Il se trouve que rien dans l’œuvre de Issa Rouhoullah ne démontre qu’il a accompli cette mission que le Coran et les hadiths assignent à Jésus (paix sur lui) du moins le premier, c’est-à-dire celui qui, né sans père, d’une mère vierge issue de la lignée de Jacob (Israël), a été élevé vivant au ciel en « terre promise » située où on sait. Même s’il y a divergence entre musulmans et chrétiens en ce que pour les premiers Jésus (paix sur lui) a été élevé au ciel sans passer par la mort, alors que pour les seconds, c’est après la mort et la ressuscitation, il y a accord sur ceci qu’il est vivant depuis au ciel.
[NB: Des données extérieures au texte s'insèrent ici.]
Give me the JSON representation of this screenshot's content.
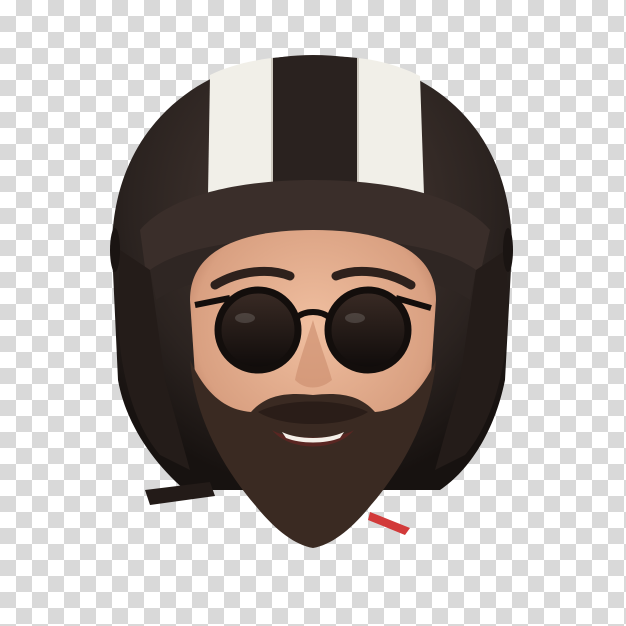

Il faudra avoir plus d’informations sur ce que la communauté layène dit de la fin de la première venue de Jésus (paix sur lui). Si elle considère que Jésus (paix sur lui) est mort sur la croix, alors, il a ressuscité et s’est réincarné en chair et en âme dans le premier fils de Limamou. Si elle croit que Jésus (paix sur lui) a été élevé au ciel sans mourir sur terre, alors comment étant vivant, a-t-il été enfanté par un père qui est Limamou et une mère qui n’est plus Marie mais Coumba Ndoye?
Dans le site officiel de la communauté layène, il est écrit : « Il est certain que beaucoup de personnes se déclareront être le Mahdi tant attendu par la Communauté Islamique. Car notre époque est marquée par le relâchement et l’éclipse des Sciences Religieuses. Ce qui fait qu’il nous sera difficile de reconnaître le Vrai Mahdi du faux. Cependant on peut se référer en plus de ses traits physiques décrits par ABI AL SAHID AL KHOUDRI à la présence à ses côtés d’ISSA IBN MARYAMA. Ce qui signifie qu’Issa se sera présent durant son appel et adoptera sa philosophie comme règle de conduite » On convient du bien-fondé des premières lignes. Toutefois, c’est étrange de noter que c’est la présence de ISSA IBN MARYAM autrement Jésus fils de Mariequi est évoquée, alors que dans la théorie layène, Jésus est devenu fils d’une autre femme notamment CoumbaNdoye ! Comprenne qui pourra !
Il se trouve que cette renaissance du Jésus des layènes se heurte à l’association mère-fils que le Coran établit définitivement entre Jésus (paix sur lui) et Marie. C’est ainsi qu’on trouve dans le Coran, ce dialogue qui aura lieu le jour du jugement dernier comme le précisent les commentateurs, entre Dieu et Jésus (paix sur lui) : « Et lorsque Dieu dira : « O Jésus fils de Marie, est-ce toi qui as dit aux gens : « Prenez-moi, ainsi que ma mère, pour deux divinités en dehors de Dieu ? » Il dira : « Gloire et Pureté à Toi ! Il ne m’appartient pas de déclarer ce qui n’est pas de mon droit. Si je l’avais dit, Tu l’aurais su ; Tu sais ce qu’il y a en moi, et je ne sais pas ce qu’il y a en Toi. Tu es, en vérité, Connaisseur de tout ce qui est caché » » (Coran 5 : 116) Il est important ici, par rapport à notre sujet, de voir que ce dialogue de l’au-delà maintient l’association « Jésus fils de Marie » alors que le Jésus dans la théorie layène est devenu entre- temps fils d’une femme qui n’est pas Marie !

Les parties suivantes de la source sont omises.